Even much-maligned payday lenders, she said, are filling needs for customers that are often non-optional. Consumers don’t buy luxury items with payday loans — they pay bills.
“We talk about getting rid of the lenders without recognizing that the demand is still there. And the demand is still there because we have had declining wages since the 70s. Income volatility has doubled over the past 30 years, so people have much less ability to predict how much money is coming into their household from week to week.”
And while the costs are high, and there is a genuine concern that access to more expensive credit is worse than access to no credit at all, Servon noted that for financial marginal consumers, access to funds are often expensive no matter where one turns, even if it is more traditional. The banks’ costs just may be less obvious.

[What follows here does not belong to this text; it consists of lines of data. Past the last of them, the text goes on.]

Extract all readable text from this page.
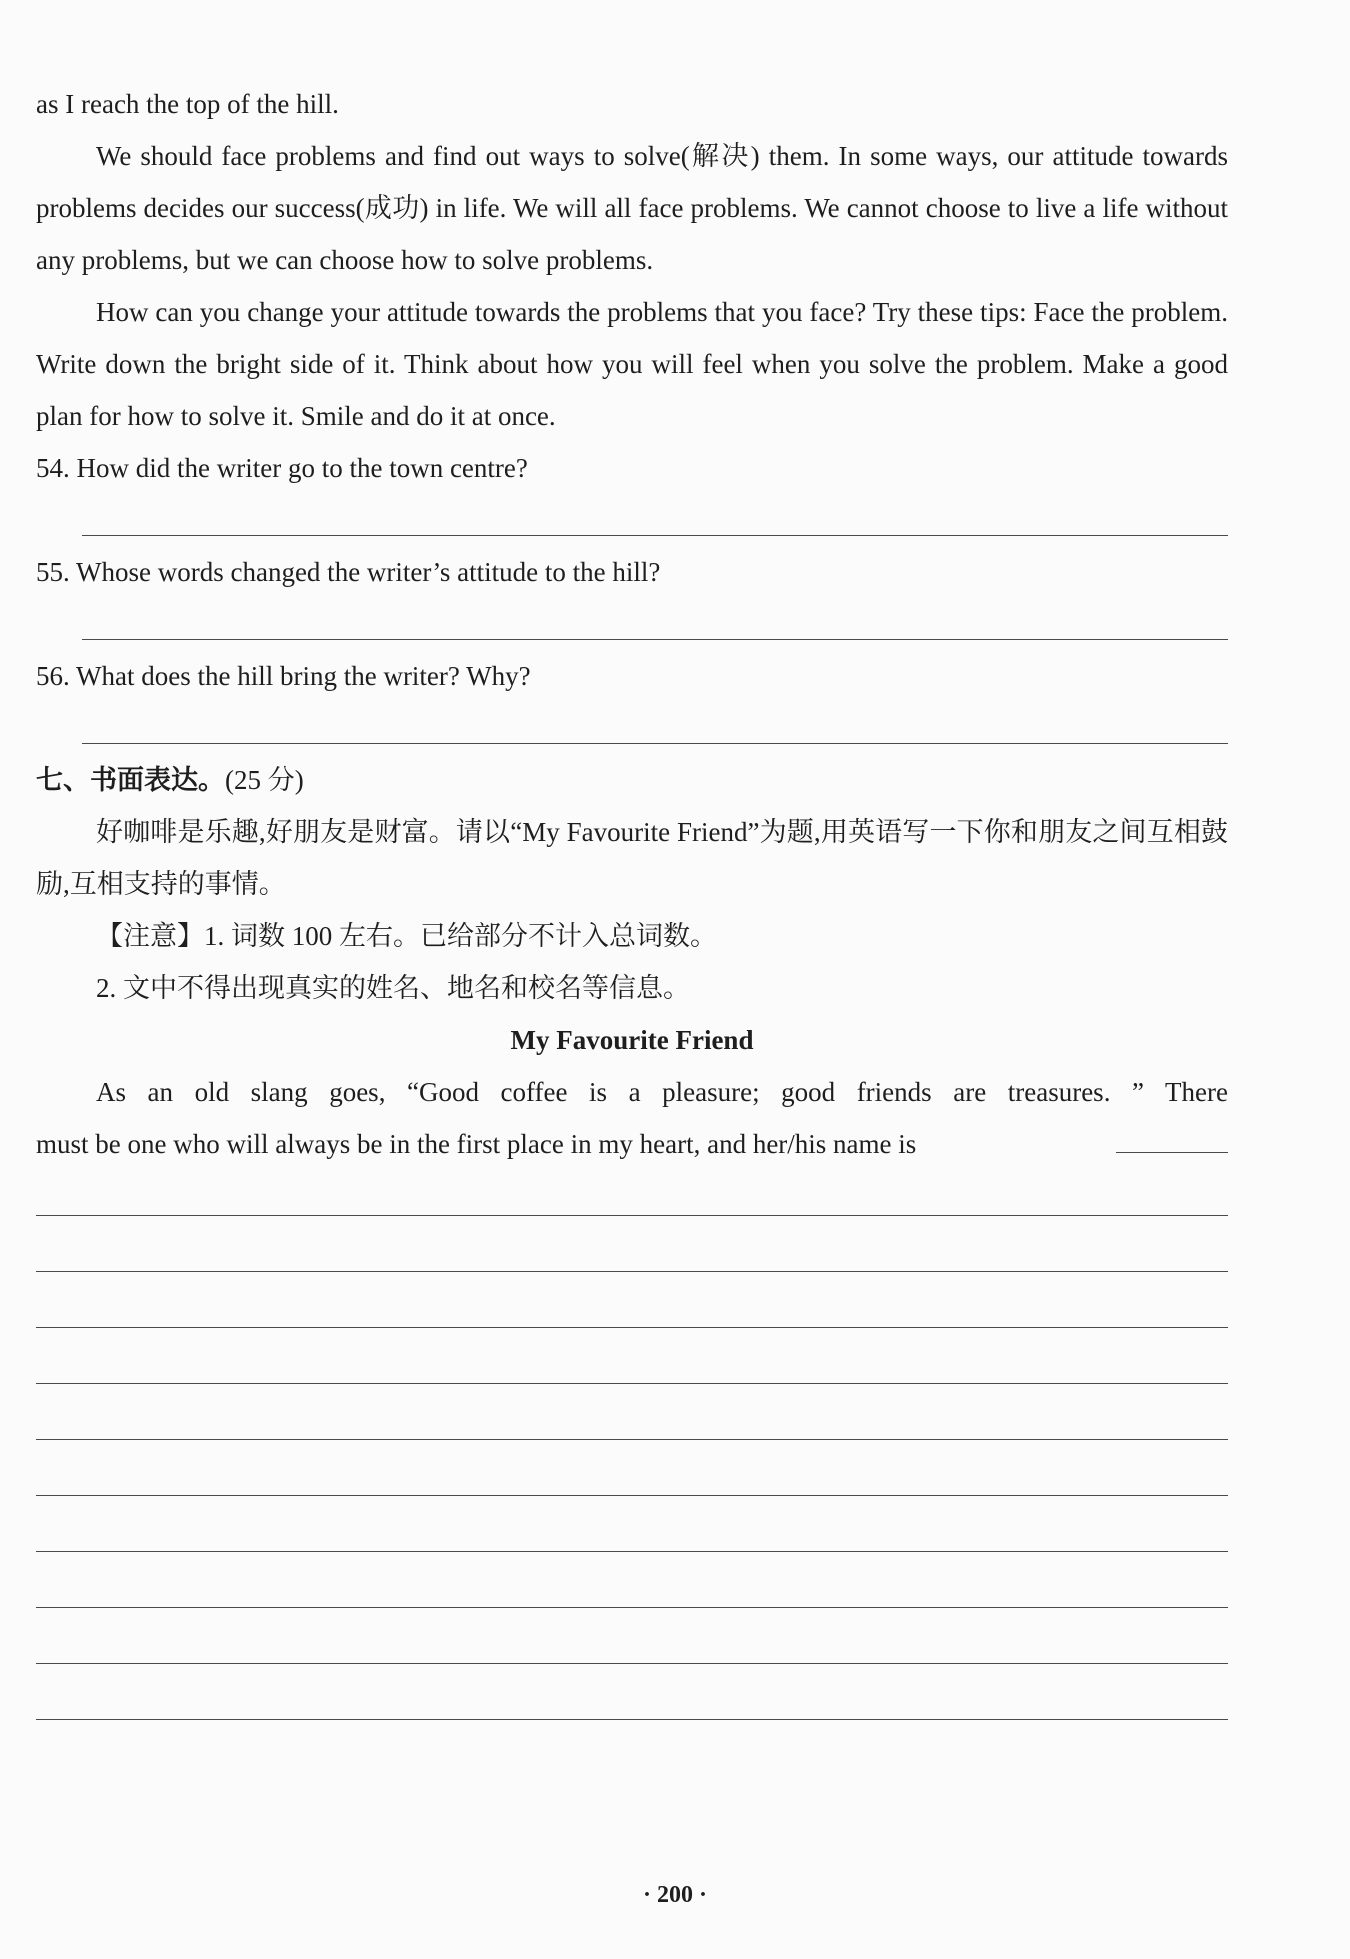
as I reach the top of the hill.

We should face problems and find out ways to solve(解决) them. In some ways, our attitude towards problems decides our success(成功) in life. We will all face problems. We cannot choose to live a life without any problems, but we can choose how to solve problems.

How can you change your attitude towards the problems that you face? Try these tips: Face the problem. Write down the bright side of it. Think about how you will feel when you solve the problem. Make a good plan for how to solve it. Smile and do it at once.

54. How did the writer go to the town centre?

55. Whose words changed the writer’s attitude to the hill?

56. What does the hill bring the writer? Why?

七、书面表达。(25 分)

好咖啡是乐趣,好朋友是财富。请以“My Favourite Friend”为题,用英语写一下你和朋友之间互相鼓励,互相支持的事情。

【注意】1. 词数 100 左右。已给部分不计入总词数。

2. 文中不得出现真实的姓名、地名和校名等信息。

My Favourite Friend

As an old slang goes, “Good coffee is a pleasure; good friends are treasures. ” There

must be one who will always be in the first place in my heart, and her/his name is

· 200 ·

Servon noted that while the fees charged for check cashing or wire transfers or even payday loans are high, they are a very known commodity. Signage is posted largely and brightly all over the locations — customers know exactly what they are paying to use their funds, even if it is more than they would like.
Banks can often be just as expensive — or more expensive — but not in ways that are quite as obvious.
“The signage that spans the teller windows looks exactly like what you would see at a fast-food restaurant like McDonald’s, and it tells you that it costs 2.03 percent of the face value of your check to cash it, $1.50 to pay a bill, $0.89 for a money order. All of that information is there.”
With banks, she noted, customers don’t have immediate access to funds, and checks can take a day or two to clear. If other expenses hit an account during that window, she noted, overdraft fees start at $35. And, she noted, 44 percent of banks still stack charges into accounts in an order that maximizes the number of fee overdrafts that can be charged. ATM fees, account service fees if a minimum balance is not kept up — banking can be expensive for marginal consumers, Servon said, and hard to trust, because the fees aren’t consistent.
This is not to say there aren’t issues or abuse. She explained that even within the industry, she’s heard people who work in payday lending refer to the business as offering “a lousy product.” But, expensive as it is, the Federal Reserve suggests the pricing is in line with the risks associated in lending to buyers with a high default risk — and it’s the only product speaking to a very prevalent market need.
Servon said payday lending takes into account the preferences of people who use these products, because assuming they’re irrational and don’t know what they want won’t help build better, cheaper or more relevant products going forward.